Personal information
- Born: Kris Vriend 23 June 1972 (age 54) Edmonton, Alberta, Canada
- Height: 1.58 m (5 ft 2 in)
- Weight: 64 kg (141 lb)

Sport
- Country: Canada
- Sport: Paralympic athletics
- Disability: Cerebral palsy
- Disability class: F35
- Coached by: Ian Maplethorpe

Medal record
Paralympic athletics
Representing Canada
Paralympic Games
| Bronze medal – third place | 1996 Atlanta | Discus throw F35-36 |
World Championships
| Gold medal – first place | 1994 Berlin | Shot put F35 |
| Gold medal – first place | 2002 Lille | Shot put F35-36 |
| Silver medal – second place | 1994 Berlin | Discus throw F35 |
| Silver medal – second place | 1994 Berlin | Javelin throw F35 |
| Silver medal – second place | 2002 Lille | Discus throw F35-36 |
Parapan American Games
| Gold medal – first place | 2007 Rio de Janeiro | Javelin throw F35-38 |
| Gold medal – first place | 2007 Rio de Janeiro | Discus throw F35-38 |

= Kris Vriend =

Canadian Paralympic athlete

Kris Vriend (born 23 June 1972) is a Canadian retired Paralympic track and field athlete who competed primarily in F35 classification throwing events.

==Early life==

Vriend attended Edmonton Christian High School in Edmonton, Alberta. On 3 December 1989, at age 17, she was involved in a motor vehicle accident while driving to church. She sustained a severe brain injury, spent approximately one month in a coma, and later underwent rehabilitation to relearn walking and speech. In 1993, Vriend's eligibility for Alberta's Assured Income for the Severely Handicapped (AISH) program became the subject of public attention after her benefits were terminated and subsequently reinstated before a scheduled appeal hearing.

==Athletics career==

Vriend began competing in para-athletics in the early 1990s. At the 1994 World Track and Field Championships for Athletes with a Disability in Berlin, she won the women's C6 shot put with a throw of 6.16 metres.

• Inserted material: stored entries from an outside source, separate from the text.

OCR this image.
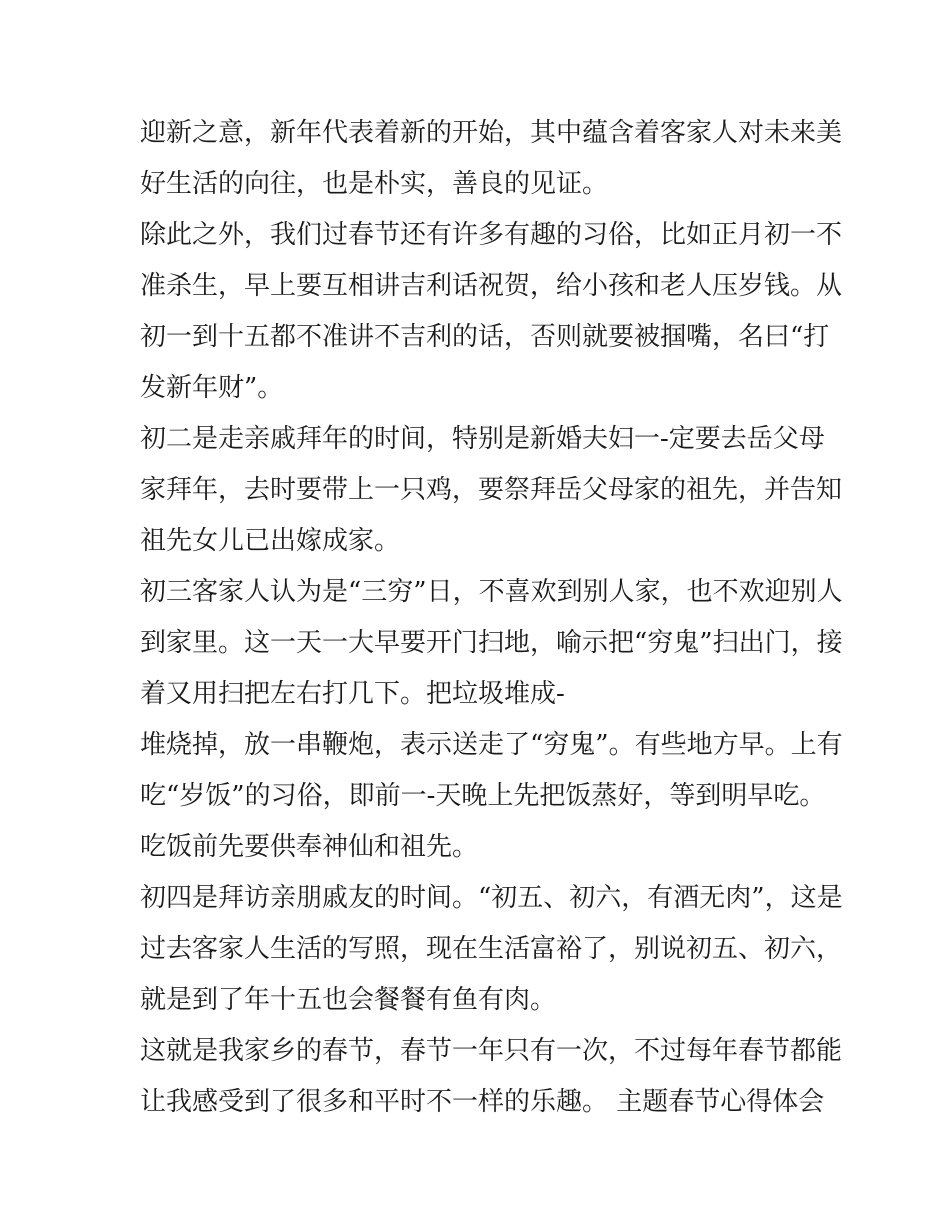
迎新之意，新年代表着新的开始，其中蕴含着客家人对未来美
好生活的向往，也是朴实，善良的见证。
除此之外，我们过春节还有许多有趣的习俗，比如正月初一不
准杀生，早上要互相讲吉利话祝贺，给小孩和老人压岁钱。从
初一到十五都不准讲不吉利的话，否则就要被掴嘴，名曰“打
发新年财”。
初二是走亲戚拜年的时间，特别是新婚夫妇一-定要去岳父母
家拜年，去时要带上一只鸡，要祭拜岳父母家的祖先，并告知
祖先女儿已出嫁成家。
初三客家人认为是“三穷”日，不喜欢到别人家，也不欢迎别人
到家里。这一天一大早要开门扫地，喻示把“穷鬼”扫出门，接
着又用扫把左右打几下。把垃圾堆成-
堆烧掉，放一串鞭炮，表示送走了“穷鬼”。有些地方早。上有
吃“岁饭”的习俗，即前一-天晚上先把饭蒸好，等到明早吃。
吃饭前先要供奉神仙和祖先。
初四是拜访亲朋戚友的时间。“初五、初六，有酒无肉”，这是
过去客家人生活的写照，现在生活富裕了，别说初五、初六，
就是到了年十五也会餐餐有鱼有肉。
这就是我家乡的春节，春节一年只有一次，不过每年春节都能
让我感受到了很多和平时不一样的乐趣。 主题春节心得体会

She represented Canada at the 1996 Summer Paralympics, winning a bronze medal in the discus throw. She subsequently competed in the 2000 Summer Paralympics, 2004 Summer Paralympics, and 2008 Summer Paralympics. At the 2002 IPC World Athletics Championships in Lille, France, Vriend won the shot put and finished second in the discus. By 2004, she held the world record in her shot put classification with a mark of 8.19 metres, set at the Parapan American Games in Argentina.